Full Text: SC explains why deputy speakers can vote while presiding in parliament

Source The Ghana Report

On March 9, the Supreme Court, in a unanimous decision, ruled that a Deputy Speaker can vote when acting in the capacity of a Speaker in Parliament.

This verdict has ignited the flame and drawn leaders across all sectors to take a stance and state their position.

First to express their disappointment was the Minority in Parliament. They described the judgment as judicial support for the controversial E-Levy.

Minority Leader Haruna Iddrisu accused the judiciary of interfering in the legislature’s work, which is another independent arm of government.

President Nana Akufo-Addo, on the other hand, appeared pleased with the ruling and said the apex court’s judgement could not amount to judicial inference in the work of Parliament.

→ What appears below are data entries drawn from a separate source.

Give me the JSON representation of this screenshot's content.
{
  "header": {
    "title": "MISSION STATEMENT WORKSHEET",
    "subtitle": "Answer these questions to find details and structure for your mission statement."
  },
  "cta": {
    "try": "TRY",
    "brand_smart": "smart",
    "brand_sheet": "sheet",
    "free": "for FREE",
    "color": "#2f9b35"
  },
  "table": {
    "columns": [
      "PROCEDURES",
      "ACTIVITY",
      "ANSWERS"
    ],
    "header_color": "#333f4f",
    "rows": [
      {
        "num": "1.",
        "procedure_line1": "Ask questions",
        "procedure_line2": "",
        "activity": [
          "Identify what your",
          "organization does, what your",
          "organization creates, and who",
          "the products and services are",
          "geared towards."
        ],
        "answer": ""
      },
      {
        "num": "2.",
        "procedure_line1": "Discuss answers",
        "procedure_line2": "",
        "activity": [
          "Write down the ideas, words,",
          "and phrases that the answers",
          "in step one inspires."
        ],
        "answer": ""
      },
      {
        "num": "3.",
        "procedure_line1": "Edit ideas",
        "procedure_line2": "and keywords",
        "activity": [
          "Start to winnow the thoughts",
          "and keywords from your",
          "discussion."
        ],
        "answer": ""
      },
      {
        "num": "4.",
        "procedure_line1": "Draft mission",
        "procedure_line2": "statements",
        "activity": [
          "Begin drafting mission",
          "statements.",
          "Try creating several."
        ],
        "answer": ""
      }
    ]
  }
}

According to President Akufo-Addo, the suggestion that Parliament is beyond the scrutiny of the Supreme Court is to suggest that Parliament is a law onto itself.

“I’m not sure people who are saying this have actually taken the time to read the Constitution of our country. It says so in Black and white. The legislative powers of the State, which is vested in Parliament, is subject to the provisions of the Constitution.

“All organs of the Ghanaian State, including me as the Head of the Executive, we are all subject to the teachings of the Constitution. There is no body in the Ghanaian State that is above the fundamental law of the land,” the president said in an interview with Daily Guide Newspaper.

But Speaker of Parliament Alban Bagbin has described the president’s comment as myopic and unfortunate.

With regards to the apex court’s judgment, the former Nadowli West MP said the decision is absurd and a reckless incursion into the remit of Parliament.

Barely 48 hours after the apex court gave its judgement on such a landmark and controversial issue, it has tabled its reasons in a 29-page document authored by Justice Yonny Kulendi.

Ultimately, the court held that the 1992 Constitution does not place any restriction on a Deputy Speaker from being part of the quorum for decision making, and to vote on matters for determination.

It was the court’s considered view that deputy speakers were Members of Parliament (MPs) elected as representatives of constituencies, and therefore causing them to lose their casting vote would amount to disenfranchising their constituents in Parliament.

“To cause a member to forfeit their vote in Parliament merely on account of having to preside over the business of the House in the Speaker’s absence would unfairly disenfranchise not only the presiding member but also their constituents. Such an interpretation would likely give rise to certain perverse outcomes.

“For example, it could lead to opportunistic absences by a Speaker or one of the other Deputy Speakers, as an absence would mean a vote loss by the presiding member and their party,” the court held.

On the issue of quorum, the apex court said that the Constitution distinguishes between a quorum for business of Parliament, which is Article 102, and the quorum for decision-making, which is Article 104.

It held that whereas Article 102 prevented any person presiding, either Speaker or Deputy Speaker, from being part of the quorum for business of the House, Article 104(1) prevented only the person elected as Speaker and not the Deputies from forming part of that quorum.

“As to the non-voting quorum, Article 102 makes it clear that a presiding Deputy Speaker, who is a Member of Parliament and present, shall not be counted in determining the number,” it explained.